Il faut en finir avec ces tourments

Dans «Célèbres leçons et fragments» de Jules Lagneau, on apprend que «Par raison nous n'entendons pas un principe d'indépendance, d'orgueil, de retour sur soi, mais un principe d'ordre, d'union et de sacrifice“. L’Africa Sports d’Abidjan, depuis 36 ans a du mal à se défaire de l’image de club violent, club habitué aux crises et aux coups d’Etat. Tous ceux qui se succèdent à la tête du club viennent avec une conviction. Faire de la maison vert et rouge un club exemplaire, avec des résultats probants. Mais au fil des années, ce ne sont les mêmes histoires. Rien ne change. Aujourd’hui, c’est Koné Cheick Oumar qui se trouve dans la situation du petit de la hyène. «La hyène qui veut manger son petit trouve qu'il sent la chèvre» dit le dicton. Moins de 24 mois après avoir été adulé, cajolé, porté en triomphe, il est devenu indésirable. Aujourd’hui il est plus qu’important pour l’Africa de se faire souffrance pour arrêter de souffrir. Koné Cheick Oumar n’est certainement pas celui que la famille Vert et Rouge espérait. Mais il est élu pour un mandat de quatre ans. En acceptant de reconnaître leur tort, le président honoraire et les autres administrateurs qui l’ont débarqué feraient plus de bien au club en accompagnant le PCA élu jusqu’au terme de son mandat. Après ça, ils sont libres de choisir qui ils veulent au terme d’une assemblée générale. C’est cela qu’on appelle «se faire souffrance pour arrêter de souffrir». Pour paraphraser Jules Lagneau, avoir raison comme ils le prétendent, ce n’est ni un principe d'indépendance, d'orgueil, de retour sur soi. Mais juste un principe d'ordre, d'union et de sacrifice. La spirale négative a trop duré.
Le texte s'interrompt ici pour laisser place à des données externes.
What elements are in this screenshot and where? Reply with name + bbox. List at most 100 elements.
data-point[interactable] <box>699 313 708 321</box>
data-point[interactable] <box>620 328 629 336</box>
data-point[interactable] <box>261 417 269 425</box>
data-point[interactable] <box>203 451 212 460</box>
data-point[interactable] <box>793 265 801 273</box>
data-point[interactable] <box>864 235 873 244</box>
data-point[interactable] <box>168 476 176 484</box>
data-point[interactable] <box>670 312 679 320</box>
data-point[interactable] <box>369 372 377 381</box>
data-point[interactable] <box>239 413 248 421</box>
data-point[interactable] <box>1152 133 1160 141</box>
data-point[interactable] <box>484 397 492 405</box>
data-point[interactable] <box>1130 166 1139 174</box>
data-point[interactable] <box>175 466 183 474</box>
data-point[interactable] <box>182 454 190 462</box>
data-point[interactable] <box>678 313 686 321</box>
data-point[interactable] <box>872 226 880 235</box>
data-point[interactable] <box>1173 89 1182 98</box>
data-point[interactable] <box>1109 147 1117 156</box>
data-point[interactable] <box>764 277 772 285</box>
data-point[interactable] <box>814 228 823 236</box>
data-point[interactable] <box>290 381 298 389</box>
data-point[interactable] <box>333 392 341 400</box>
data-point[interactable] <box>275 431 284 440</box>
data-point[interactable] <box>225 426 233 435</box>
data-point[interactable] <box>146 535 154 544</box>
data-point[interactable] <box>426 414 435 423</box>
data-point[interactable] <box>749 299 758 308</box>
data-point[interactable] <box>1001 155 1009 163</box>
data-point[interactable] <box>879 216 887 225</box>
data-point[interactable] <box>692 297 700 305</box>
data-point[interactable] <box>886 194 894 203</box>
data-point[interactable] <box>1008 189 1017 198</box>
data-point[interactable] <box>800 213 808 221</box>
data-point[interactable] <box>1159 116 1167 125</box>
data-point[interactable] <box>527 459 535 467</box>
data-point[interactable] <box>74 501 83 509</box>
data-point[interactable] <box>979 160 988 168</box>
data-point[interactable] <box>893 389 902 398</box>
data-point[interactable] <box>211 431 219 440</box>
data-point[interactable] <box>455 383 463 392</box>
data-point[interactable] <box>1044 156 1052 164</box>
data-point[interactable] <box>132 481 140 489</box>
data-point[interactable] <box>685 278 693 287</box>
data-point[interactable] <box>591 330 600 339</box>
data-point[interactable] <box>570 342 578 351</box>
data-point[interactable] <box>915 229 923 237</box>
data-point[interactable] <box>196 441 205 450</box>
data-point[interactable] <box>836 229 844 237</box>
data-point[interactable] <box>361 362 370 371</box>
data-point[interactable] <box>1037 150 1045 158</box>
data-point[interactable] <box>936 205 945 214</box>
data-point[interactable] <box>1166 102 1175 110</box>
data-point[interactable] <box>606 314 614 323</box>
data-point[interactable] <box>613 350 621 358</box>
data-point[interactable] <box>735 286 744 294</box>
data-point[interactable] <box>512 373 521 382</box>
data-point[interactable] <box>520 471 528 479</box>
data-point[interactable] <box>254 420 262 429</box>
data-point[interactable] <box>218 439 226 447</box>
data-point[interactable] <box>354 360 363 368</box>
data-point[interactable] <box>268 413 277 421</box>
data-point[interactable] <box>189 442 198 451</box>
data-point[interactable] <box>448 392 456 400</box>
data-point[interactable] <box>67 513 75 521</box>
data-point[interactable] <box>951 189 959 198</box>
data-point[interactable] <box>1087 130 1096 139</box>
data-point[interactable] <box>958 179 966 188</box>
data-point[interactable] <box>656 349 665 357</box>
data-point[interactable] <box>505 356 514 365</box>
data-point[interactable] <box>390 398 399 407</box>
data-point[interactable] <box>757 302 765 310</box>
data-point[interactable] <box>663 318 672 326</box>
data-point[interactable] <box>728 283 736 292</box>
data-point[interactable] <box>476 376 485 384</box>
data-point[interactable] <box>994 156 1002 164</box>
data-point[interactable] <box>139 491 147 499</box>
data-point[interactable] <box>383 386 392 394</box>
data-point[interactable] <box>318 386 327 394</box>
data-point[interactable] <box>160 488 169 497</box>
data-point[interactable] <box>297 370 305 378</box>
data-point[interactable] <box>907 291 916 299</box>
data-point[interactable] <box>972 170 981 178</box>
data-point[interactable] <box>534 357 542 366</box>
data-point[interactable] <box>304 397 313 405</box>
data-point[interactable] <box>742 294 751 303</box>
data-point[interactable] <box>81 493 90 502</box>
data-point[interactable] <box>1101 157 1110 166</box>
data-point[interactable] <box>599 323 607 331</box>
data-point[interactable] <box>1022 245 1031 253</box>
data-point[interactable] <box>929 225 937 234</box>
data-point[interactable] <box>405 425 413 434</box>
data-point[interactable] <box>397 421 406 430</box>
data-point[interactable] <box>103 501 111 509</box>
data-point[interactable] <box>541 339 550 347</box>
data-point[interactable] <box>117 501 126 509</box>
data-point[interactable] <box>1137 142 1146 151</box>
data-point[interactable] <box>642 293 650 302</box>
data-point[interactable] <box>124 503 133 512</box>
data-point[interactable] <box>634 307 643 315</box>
Il faut y mettre un terme pour penser à la construction du club. Quitte à revenir aux cotisations des membres et supporters qui faisaient vivre le club sous Seri Mogador jusqu’à Guy Ayéna. Peut-être que Koné Cheick Oumar ira dans les conditions actuelles. Mais personne ne survivra à l’Africa. Etre un président d’honneur requiert de la sagesse. Et cela ne doit pas manquer à Me Cheickna Sylla. Car «Qui ne sait être fou n’est pas sage». Puisque le sage est présenté comme quelqu'un qui doit savoir prendre ses distances avec ce que tout le monde pense pour avoir une vision à la fois critique et utile. Ainsi il doit savoir, comme le fou, évoluer en marge de la société. Pendant qu’il est temps, il faut le faire et engager le club sur une nouvelle voie où le seul le discours de développement, de construction, prime.